Resurrection and the Surviving God

Resurrection and the Surviving God October 9, 2013

Content Note: brief description of a suicide attempt 

This past year, around Easter, I planned on writing some posts about crucifixion and resurrection. I found I couldn’t really get past the former. I mean, I’m a skeptic on the idea of the literal resurrection of Jesus to begin with, but I found I couldn’t even envision a risen God. A victorious living God.

A suffering God? A dying God? An oppressed God? Yeah, I could see that. I could see that clearly. In fact, writing about the crucifixion and beginning to see God With Us in suffering and oppression and resistance helped me fall in love with God. It helped me replace the fear and confusion that had once come up when I thought of God with a sense of nearness and comfort. I could see God in myself.
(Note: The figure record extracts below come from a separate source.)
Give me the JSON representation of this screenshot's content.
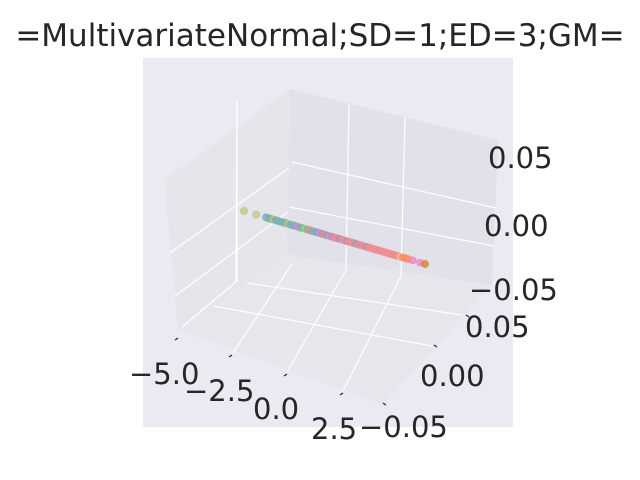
{
  "chart_data": {
    "type": "scatter",
    "projection": "3d",
    "title": "=MultivariateNormal;SD=1;ED=3;GM=",
    "x_ticks": [
      "−5.0",
      "−2.5",
      "0.0",
      "2.5"
    ],
    "y_ticks": [
      "−0.05",
      "0.00",
      "0.05"
    ],
    "z_ticks": [
      "−0.05",
      "0.00",
      "0.05"
    ],
    "xlim": [
      -5.5,
      3.5
    ],
    "ylim": [
      -0.06,
      0.06
    ],
    "zlim": [
      -0.06,
      0.06
    ],
    "grid": true,
    "x_values": [
      -4.4,
      -3.9,
      -3.5,
      -3.4,
      -3.3,
      -3.2,
      -3.1,
      -3.0,
      -2.9,
      -2.8,
      -2.7,
      -2.6,
      -2.5,
      -2.4,
      -2.3,
      -2.2,
      -2.1,
      -2.0,
      -1.9,
      -1.8,
      -1.7,
      -1.6,
      -1.5,
      -1.4,
      -1.3,
      -1.2,
      -1.1,
      -1.0,
      -0.9,
      -0.8,
      -0.7,
      -0.6,
      -0.5,
      -0.4,
      -0.3,
      -0.2,
      -0.1,
      0.0,
      0.1,
      0.2,
      0.3,
      0.4,
      0.5,
      0.6,
      0.7,
      0.8,
      0.9,
      1.0,
      1.1,
      1.2,
      1.3,
      1.4,
      1.5,
      1.6,
      1.7,
      1.8,
      1.9,
      2.0,
      2.1,
      2.2,
      2.3,
      2.5,
      2.8,
      3.0
    ],
    "point_colors": [
      "#bcbd5a",
      "#bcbd5a",
      "#8da0cb",
      "#66c2a5",
      "#8da0cb",
      "#a6d854",
      "#8da0cb",
      "#66c2a5",
      "#8da0cb",
      "#66c2a5",
      "#8da0cb",
      "#a6d854",
      "#8da0cb",
      "#66c2a5",
      "#8da0cb",
      "#e78ac3",
      "#8da0cb",
      "#66c2a5",
      "#a6d854",
      "#8da0cb",
      "#fc8d62",
      "#8da0cb",
      "#66c2a5",
      "#8da0cb",
      "#e78ac3",
      "#8da0cb",
      "#fc8d62",
      "#8da0cb",
      "#e78ac3",
      "#8da0cb",
      "#fc8d62",
      "#e78ac3",
      "#8da0cb",
      "#fc8d62",
      "#e78ac3",
      "#8da0cb",
      "#fc8d62",
      "#e78ac3",
      "#fc8d62",
      "#8da0cb",
      "#e78ac3",
      "#fc8d62",
      "#e78ac3",
      "#8da0cb",
      "#fc8d62",
      "#e78ac3",
      "#fc8d62",
      "#e78ac3",
      "#fc8d62",
      "#e78ac3",
      "#fc8d62",
      "#e78ac3",
      "#fc8d62",
      "#e78ac3",
      "#fc8d62",
      "#e78ac3",
      "#fc8d62",
      "#e5c494",
      "#fc8d62",
      "#fc8d62",
      "#fc8d62",
      "#e78ac3",
      "#e78ac3",
      "#d9822b"
    ],
    "colors": {
      "background": "#eaeaf2",
      "pane": "#e3e3eb",
      "grid": "#ffffff",
      "text": "#262626"
    }
  }
}
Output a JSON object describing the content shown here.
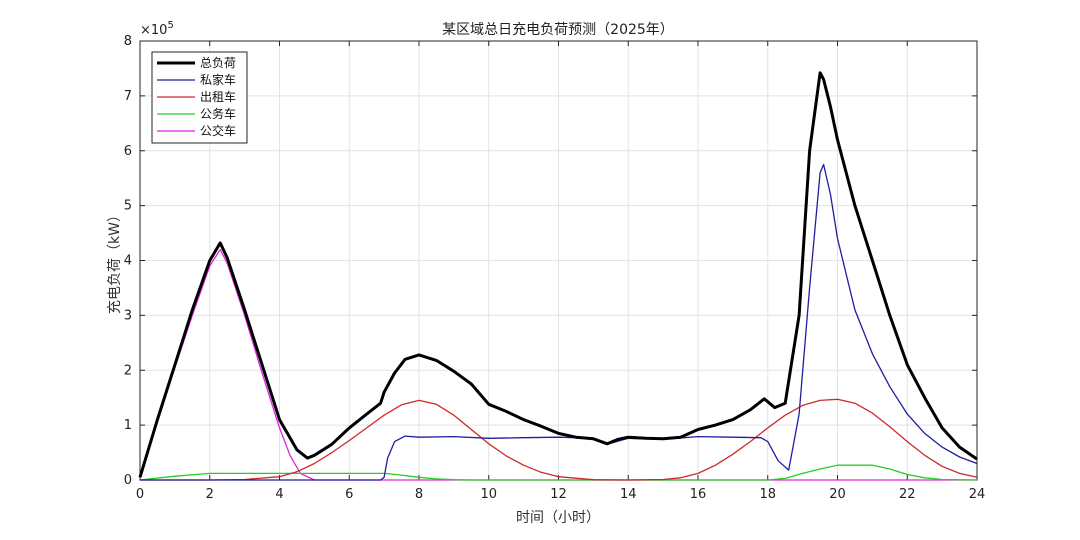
{
  "chart_data": {
    "type": "line",
    "title": "某区域总日充电负荷预测（2025年）",
    "xlabel": "时间（小时）",
    "ylabel": "充电负荷（kW）",
    "y_multiplier": "×10",
    "y_multiplier_exp": "5",
    "xlim": [
      0,
      24
    ],
    "ylim": [
      0,
      800000
    ],
    "xticks": [
      0,
      2,
      4,
      6,
      8,
      10,
      12,
      14,
      16,
      18,
      20,
      22,
      24
    ],
    "yticks": [
      0,
      100000,
      200000,
      300000,
      400000,
      500000,
      600000,
      700000,
      800000
    ],
    "ytick_labels": [
      "0",
      "1",
      "2",
      "3",
      "4",
      "5",
      "6",
      "7",
      "8"
    ],
    "grid": true,
    "legend_position": "top-left",
    "series": [
      {
        "name": "总负荷",
        "color": "#000000",
        "x": [
          0,
          0.5,
          1,
          1.5,
          2,
          2.3,
          2.5,
          3,
          3.5,
          4,
          4.5,
          4.8,
          5,
          5.5,
          6,
          6.5,
          6.9,
          7,
          7.3,
          7.6,
          8,
          8.5,
          9,
          9.5,
          10,
          10.5,
          11,
          11.5,
          12,
          12.5,
          13,
          13.4,
          13.7,
          14,
          14.5,
          15,
          15.5,
          16,
          16.5,
          17,
          17.5,
          17.9,
          18.2,
          18.5,
          18.9,
          19.2,
          19.5,
          19.6,
          19.8,
          20,
          20.5,
          21,
          21.5,
          22,
          22.5,
          23,
          23.5,
          24
        ],
        "values": [
          5000,
          110000,
          210000,
          310000,
          400000,
          432000,
          405000,
          310000,
          210000,
          110000,
          55000,
          40000,
          45000,
          65000,
          95000,
          120000,
          140000,
          160000,
          195000,
          220000,
          228000,
          218000,
          198000,
          175000,
          138000,
          125000,
          110000,
          98000,
          85000,
          78000,
          75000,
          66000,
          74000,
          78000,
          76000,
          75000,
          78000,
          92000,
          100000,
          110000,
          128000,
          148000,
          132000,
          140000,
          300000,
          600000,
          742000,
          730000,
          680000,
          620000,
          500000,
          400000,
          300000,
          210000,
          150000,
          95000,
          60000,
          38000
        ]
      },
      {
        "name": "私家车",
        "color": "#1f1f9e",
        "x": [
          0,
          6.9,
          7.0,
          7.1,
          7.3,
          7.6,
          8,
          9,
          10,
          11,
          12,
          12.5,
          13,
          13.4,
          14,
          15,
          16,
          17,
          17.8,
          18,
          18.3,
          18.6,
          18.9,
          19.2,
          19.5,
          19.6,
          19.8,
          20,
          20.5,
          21,
          21.5,
          22,
          22.5,
          23,
          23.5,
          24
        ],
        "values": [
          0,
          0,
          5000,
          40000,
          70000,
          80000,
          78000,
          79000,
          76000,
          77000,
          78000,
          77000,
          75000,
          65000,
          76000,
          74000,
          79000,
          78000,
          77000,
          70000,
          35000,
          18000,
          120000,
          350000,
          560000,
          575000,
          520000,
          440000,
          310000,
          230000,
          170000,
          120000,
          85000,
          60000,
          42000,
          30000
        ]
      },
      {
        "name": "出租车",
        "color": "#cc2a2a",
        "x": [
          0,
          2,
          3,
          4,
          4.5,
          5,
          5.5,
          6,
          6.5,
          7,
          7.5,
          8,
          8.5,
          9,
          9.5,
          10,
          10.5,
          11,
          11.5,
          12,
          13,
          14,
          15,
          15.5,
          16,
          16.5,
          17,
          17.5,
          18,
          18.5,
          19,
          19.5,
          20,
          20.5,
          21,
          21.5,
          22,
          22.5,
          23,
          23.5,
          24
        ],
        "values": [
          0,
          0,
          1000,
          6000,
          15000,
          30000,
          50000,
          72000,
          95000,
          118000,
          137000,
          145000,
          138000,
          118000,
          92000,
          66000,
          44000,
          27000,
          14000,
          6000,
          500,
          0,
          1000,
          4000,
          12000,
          27000,
          47000,
          70000,
          95000,
          118000,
          136000,
          145000,
          147000,
          140000,
          122000,
          97000,
          70000,
          45000,
          25000,
          12000,
          5000
        ]
      },
      {
        "name": "公务车",
        "color": "#22d022",
        "x": [
          0,
          1,
          2,
          3,
          4,
          5,
          6,
          7,
          7.5,
          8,
          8.5,
          9,
          9.5,
          10,
          12,
          14,
          16,
          18,
          18.5,
          19,
          19.5,
          20,
          21,
          21.5,
          22,
          22.5,
          23,
          24
        ],
        "values": [
          0,
          7000,
          12000,
          12000,
          12000,
          12000,
          12000,
          12000,
          9000,
          5000,
          2000,
          500,
          0,
          0,
          0,
          0,
          0,
          0,
          3000,
          12000,
          20000,
          27000,
          27000,
          20000,
          10000,
          4000,
          1000,
          0
        ]
      },
      {
        "name": "公交车",
        "color": "#e022e0",
        "x": [
          0,
          0.5,
          1,
          1.5,
          2,
          2.3,
          2.5,
          3,
          3.5,
          4,
          4.3,
          4.6,
          5,
          6,
          12,
          18,
          24
        ],
        "values": [
          5000,
          105000,
          205000,
          300000,
          390000,
          420000,
          395000,
          300000,
          195000,
          95000,
          45000,
          12000,
          0,
          0,
          0,
          0,
          0
        ]
      }
    ]
  }
}
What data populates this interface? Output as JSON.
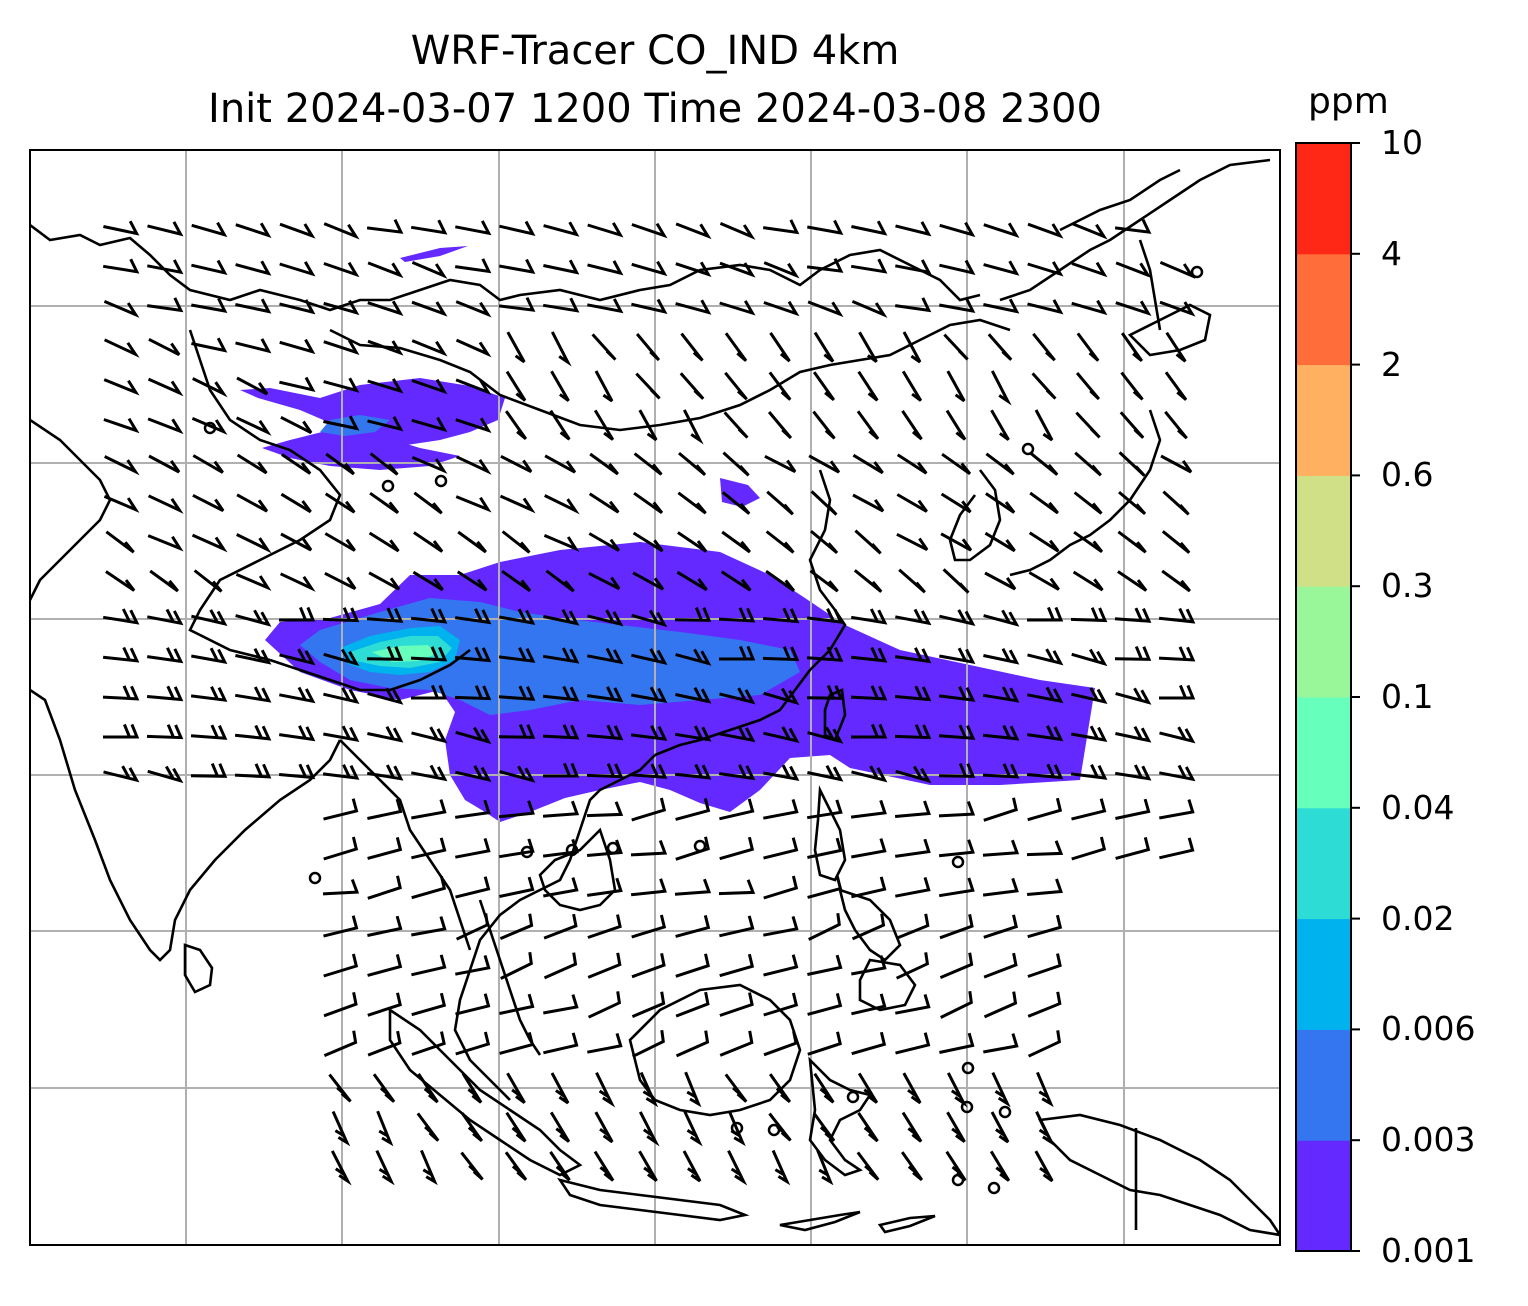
{
  "title_line1": "WRF-Tracer CO_IND 4km",
  "title_line2": "Init 2024-03-07 1200 Time 2024-03-08 2300",
  "colorbar": {
    "unit": "ppm",
    "levels": [
      "0.001",
      "0.003",
      "0.006",
      "0.02",
      "0.04",
      "0.1",
      "0.3",
      "0.6",
      "2",
      "4",
      "10"
    ],
    "colors": [
      "#6329ff",
      "#3476f0",
      "#00b2ee",
      "#2ddcd4",
      "#66ffbb",
      "#99f799",
      "#cfe087",
      "#ffb060",
      "#ff6e3a",
      "#ff2816"
    ]
  },
  "map": {
    "gridlines": "on",
    "coastline_color": "#000000",
    "grid_color": "#b0b0b0"
  }
}
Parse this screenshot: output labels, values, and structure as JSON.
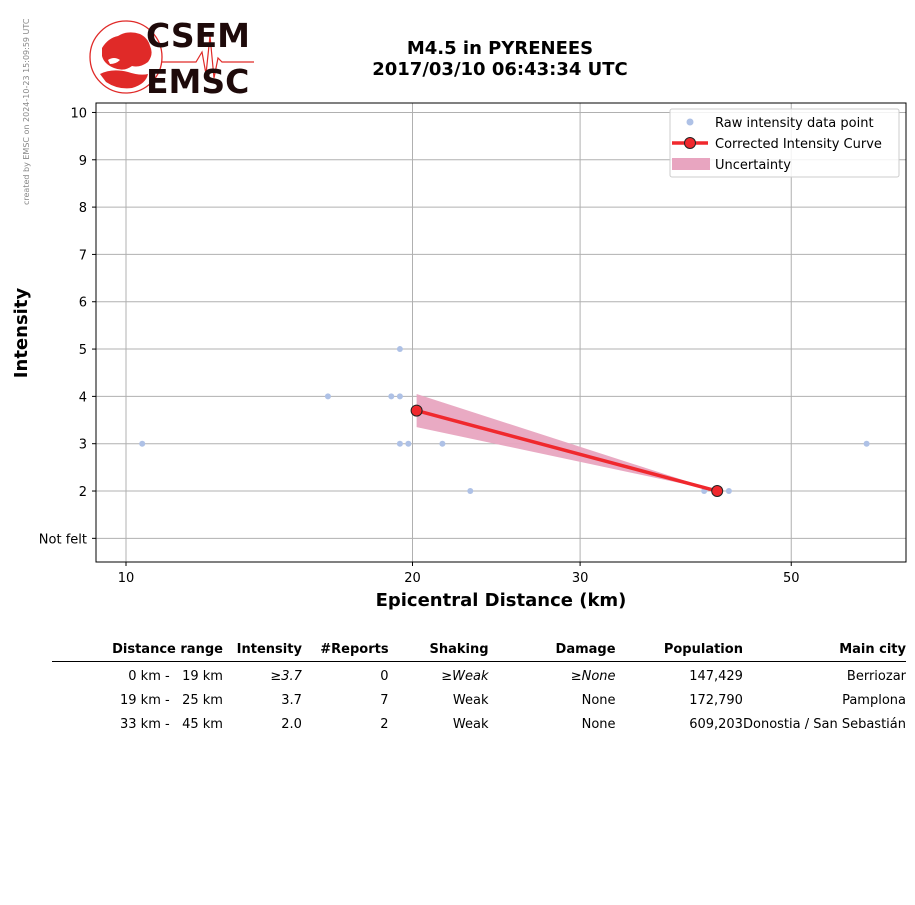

But I couldn’t (and still can’t, really) reconcile the idea of the resurrected Jesus with my experience in life.

I’ve heard such beautiful and hopeful language about the resurrection ushering in a renewed world of love and justice, but I look around and I can’t always find it. At the time, I was severely depressed, which made everything seem bleaker than it really is. But even now (still struggling with depression but it’s less severe), I wonder, if Jesus died to usher in a renewed world, well, where is it?

The resurrection is supposed to be this big, important, world-changing thing, but what did it actually do?

It was like Jesus went through all that suffering, and all the trouble of coming back to life anyway and nothing got better and nothing changed. The sick are still sick, the captive are still captive, the oppressed are still oppressed. All that’s different is that we have a bunch of people running around the world telling everyone that “Jesus is alive?”

So what?

Simply put, the resurrection seemed pointless to me.  Like nothing more than a fun trick.

I think I’m grasping at an idea of resurrection that I can relate to, though. I’m still figuring it out, even as I write this–in the process of writing I changed my mind about all the conclusions I planned to come to. But here we go anyway:

Maybe resurrection isn’t a declaration of ultimate victory over evil. Maybe resurrection is about survivors, not triumphant kings. 

I’ve embraced the narrative of crucifixion as God With Us in suffering. Maybe I’m ready to embrace the narrative of resurrection as God With Us in surviving.

I attempted suicide almost exactly two years ago. I don’t know if I should have died or came close to actually dying. But I remember lying on my bathroom floor, sicker than I’ve ever been, with vomit in my hair and thinking, It is finished. 

I think God was there. The suffering God that I later fell in love with.

I don’t remember how long I was on that cold floor. It wasn’t three days, but it felt like it. Maybe it was three hours. I don’t know if I actually came close to dying or just felt like I was dying.

But I do know that I didn’t stay there. Eventually, I got up.

I rose again.

I rose again, knowing things weren’t going to get better just because I got up. I rose again, knowing friends and family were going to see me as weak and a failure because of this. It wasn’t victorious or triumphant. It was shaky and quiet and scary and lonely. 

I wonder if Jesus’ resurrection was the same way. 

I didn’t single-handedly defeat depression and the pain from my past when I rose off that floor. I didn’t defeat the powers of evil or anything exciting like that.

But I survived.

Maybe the key to reconciling the resurrection with my experience is not in Christus Victor but in Christ, Survivor. 

If God understands the pain of suffering, maybe she also understands the struggle of surviving after suffering. Maybe God understands how hard it is to rise up off cold bathroom floors, wipe vomit off your face, and decide you’re going to keep living for now, even though the world hasn’t changed much.

Today, I’m going to embrace the idea of resurrection as this: Fellow survivors, God is with us.